What is “Immediate and Appropriate”?

In recent posts, we have written about old and new forms of sexual harassment and about the employer’s obligation to investigate harassment complaints.  This week, we address what happens when the investigation is complete and the employer concludes that harassment – or at least conduct that violates the employer’s policy against harassment – has occurred.  According to EEOC regulations, an employer has an obligation to take “immediate and appropriate corrective action” to prevent harassment in the workplace. Exactly what that means has been the focus of court decisions for decades now.
Many years ago, in a case called Meritor Savings Bank v. Vinson, the U.S. Supreme Court held that, because Title VII of the Civil Rights Act of 1964 “affords employees the right to work in an environment free from discriminatory intimidation, ridicule, and insult,” employers have an affirmative duty to remedy hostile or offensive working environments. Later, in Faragher v. Boca Raton, the Supreme Court held that, if an employer knows or should have known of harassing conduct and fails to take proper remedial action, the employer may be held directly responsible for the harassment.  The employer’s duty is than clear, but because the facts and circumstances of every situation differ, what an employer must do to carry out that duty is less clear.  In determining how to respond, employers must consider the nature of the conduct, the impact on the victim, whether the harassment is a first offense or part of a pattern, and what the relative positions of the harasser and the victim are in the organizational hierarchy. 
Despite the need to consider the facts and circumstances of each case before determining what constitutes timely and appropriate corrective action in response to harassment, we do know that the following characteristics are important:
  • It happens quickly.  The employer should decide on a course of action and begin to implement it within days, not weeks, of determining that harassment has occurred.

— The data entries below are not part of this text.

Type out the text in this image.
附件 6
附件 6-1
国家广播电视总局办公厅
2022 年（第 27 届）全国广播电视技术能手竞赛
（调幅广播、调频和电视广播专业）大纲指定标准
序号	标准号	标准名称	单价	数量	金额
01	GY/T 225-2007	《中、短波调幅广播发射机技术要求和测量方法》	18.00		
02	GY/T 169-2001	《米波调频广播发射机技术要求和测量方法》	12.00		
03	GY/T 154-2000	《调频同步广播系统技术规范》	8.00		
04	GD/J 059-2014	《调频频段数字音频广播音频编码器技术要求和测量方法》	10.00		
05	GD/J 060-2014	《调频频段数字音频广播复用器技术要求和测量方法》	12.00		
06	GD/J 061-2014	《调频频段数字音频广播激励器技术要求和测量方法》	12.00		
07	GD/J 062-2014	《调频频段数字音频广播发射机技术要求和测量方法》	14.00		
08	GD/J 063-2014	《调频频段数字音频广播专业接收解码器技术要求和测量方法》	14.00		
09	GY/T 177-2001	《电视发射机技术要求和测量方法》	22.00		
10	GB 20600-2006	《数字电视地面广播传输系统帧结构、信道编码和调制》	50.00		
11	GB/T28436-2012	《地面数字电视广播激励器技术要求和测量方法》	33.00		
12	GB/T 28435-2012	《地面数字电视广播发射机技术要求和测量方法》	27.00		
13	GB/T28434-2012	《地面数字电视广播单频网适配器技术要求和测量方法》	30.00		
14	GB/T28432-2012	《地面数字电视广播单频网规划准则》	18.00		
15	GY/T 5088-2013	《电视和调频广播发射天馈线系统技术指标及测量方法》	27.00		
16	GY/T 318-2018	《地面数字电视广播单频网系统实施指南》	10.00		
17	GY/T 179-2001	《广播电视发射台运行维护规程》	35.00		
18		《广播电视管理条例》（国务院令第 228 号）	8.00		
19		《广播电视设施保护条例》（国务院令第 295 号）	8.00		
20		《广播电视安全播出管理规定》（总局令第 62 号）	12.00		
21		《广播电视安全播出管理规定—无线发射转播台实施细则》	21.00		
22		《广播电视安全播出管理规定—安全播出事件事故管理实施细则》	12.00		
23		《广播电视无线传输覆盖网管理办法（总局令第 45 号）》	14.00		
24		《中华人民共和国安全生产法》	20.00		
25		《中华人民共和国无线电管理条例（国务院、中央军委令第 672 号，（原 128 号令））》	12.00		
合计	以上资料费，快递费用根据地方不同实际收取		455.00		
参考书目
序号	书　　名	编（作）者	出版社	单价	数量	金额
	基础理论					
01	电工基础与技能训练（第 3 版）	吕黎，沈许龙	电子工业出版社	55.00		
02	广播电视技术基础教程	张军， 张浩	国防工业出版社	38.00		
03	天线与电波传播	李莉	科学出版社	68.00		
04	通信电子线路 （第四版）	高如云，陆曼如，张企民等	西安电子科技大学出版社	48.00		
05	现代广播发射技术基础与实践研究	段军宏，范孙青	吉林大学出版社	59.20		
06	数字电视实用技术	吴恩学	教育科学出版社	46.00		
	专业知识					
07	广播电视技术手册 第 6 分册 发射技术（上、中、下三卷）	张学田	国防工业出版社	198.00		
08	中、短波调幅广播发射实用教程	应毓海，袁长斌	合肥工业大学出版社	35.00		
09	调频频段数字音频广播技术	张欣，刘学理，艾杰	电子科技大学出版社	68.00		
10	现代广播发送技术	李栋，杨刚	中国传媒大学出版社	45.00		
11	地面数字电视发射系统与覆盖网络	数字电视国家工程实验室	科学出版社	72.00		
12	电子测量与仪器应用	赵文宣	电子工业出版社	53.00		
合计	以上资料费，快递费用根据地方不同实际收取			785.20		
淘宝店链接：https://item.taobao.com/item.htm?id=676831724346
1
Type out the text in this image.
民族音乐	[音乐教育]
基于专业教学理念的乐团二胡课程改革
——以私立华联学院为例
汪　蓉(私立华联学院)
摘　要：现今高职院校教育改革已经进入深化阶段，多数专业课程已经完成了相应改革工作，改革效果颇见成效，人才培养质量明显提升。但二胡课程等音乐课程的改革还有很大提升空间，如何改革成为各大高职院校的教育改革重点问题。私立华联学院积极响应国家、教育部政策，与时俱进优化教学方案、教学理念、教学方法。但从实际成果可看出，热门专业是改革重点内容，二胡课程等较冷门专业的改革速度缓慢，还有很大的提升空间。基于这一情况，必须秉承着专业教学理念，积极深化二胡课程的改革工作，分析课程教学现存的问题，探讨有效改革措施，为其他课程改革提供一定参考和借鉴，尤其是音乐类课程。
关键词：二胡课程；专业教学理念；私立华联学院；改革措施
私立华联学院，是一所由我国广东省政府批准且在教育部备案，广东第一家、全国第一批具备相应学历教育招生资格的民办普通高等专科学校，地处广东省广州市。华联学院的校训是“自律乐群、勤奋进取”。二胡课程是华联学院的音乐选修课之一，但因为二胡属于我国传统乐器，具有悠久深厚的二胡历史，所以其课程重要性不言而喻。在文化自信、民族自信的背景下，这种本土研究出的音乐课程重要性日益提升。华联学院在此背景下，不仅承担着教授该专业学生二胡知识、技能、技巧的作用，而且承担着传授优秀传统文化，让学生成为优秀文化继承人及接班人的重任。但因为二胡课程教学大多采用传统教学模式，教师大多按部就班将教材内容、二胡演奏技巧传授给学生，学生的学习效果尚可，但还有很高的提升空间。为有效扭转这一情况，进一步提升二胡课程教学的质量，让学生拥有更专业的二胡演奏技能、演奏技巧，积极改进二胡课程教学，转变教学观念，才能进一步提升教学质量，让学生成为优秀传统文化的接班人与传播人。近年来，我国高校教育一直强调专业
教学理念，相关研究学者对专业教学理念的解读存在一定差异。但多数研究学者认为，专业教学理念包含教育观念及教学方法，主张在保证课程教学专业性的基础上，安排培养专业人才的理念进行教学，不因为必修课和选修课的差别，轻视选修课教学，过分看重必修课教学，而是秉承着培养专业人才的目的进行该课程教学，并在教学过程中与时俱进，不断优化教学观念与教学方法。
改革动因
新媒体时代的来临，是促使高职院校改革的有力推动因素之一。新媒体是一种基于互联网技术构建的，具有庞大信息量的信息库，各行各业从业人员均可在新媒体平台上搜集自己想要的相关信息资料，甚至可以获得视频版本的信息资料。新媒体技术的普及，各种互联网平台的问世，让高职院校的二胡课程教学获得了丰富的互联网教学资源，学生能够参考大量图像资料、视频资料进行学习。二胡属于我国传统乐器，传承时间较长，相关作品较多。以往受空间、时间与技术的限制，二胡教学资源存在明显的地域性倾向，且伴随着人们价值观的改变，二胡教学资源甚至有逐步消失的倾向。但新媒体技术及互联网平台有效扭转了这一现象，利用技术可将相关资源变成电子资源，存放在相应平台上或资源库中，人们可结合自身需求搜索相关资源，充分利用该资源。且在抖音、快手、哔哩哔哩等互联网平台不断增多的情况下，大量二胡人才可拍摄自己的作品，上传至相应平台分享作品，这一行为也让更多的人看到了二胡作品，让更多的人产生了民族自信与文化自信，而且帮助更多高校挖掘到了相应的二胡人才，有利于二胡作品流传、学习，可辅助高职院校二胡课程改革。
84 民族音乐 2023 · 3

  • It’s proportional.  Harassing conduct varies in severity and duration.  It is completely appropriate to consider the seriousness of the harassing behavior when determining what to do in response. 
  • It makes an impact.  The employer’s response to harassment should make it less likely that the offending behavior will re-occur.  The harasser, and others who are aware of the employer’s response, should be motivated to avoid similar conduct in the future.
  • It’s on record.  Investigative results and responsive corrective action should be documented.  Doing so makes it easier to prove that the employer carried out its duty, and may also serve as a source of evidence in future harassment investigations.
  • It balances employee privacy with a deterrent effect.  Employees need to know that complaints of sexual harassment will be taken seriously by their employer, and that there are consequences for engaging in harassing behavior.  It is often not necessary, however, to widely publicize the details of disciplinary action taken in response to harassment.  If disciplinary actions are generally kept confidential, discipline taken in response to harassment should be kept confidential, except as may be required to reassure the victim and alert supervisors to the need to observe future interactions between the harasser and the victim. It is never appropriate to publicize the identity of the victim of harassment or to share details about the impact of the conduct on the victim.
  • It’s consistent.  Similar conduct should result in a similar response.  Corrective action should be consistent regardless of the age, gender, ethnicity, or job title of the employee being disciplined.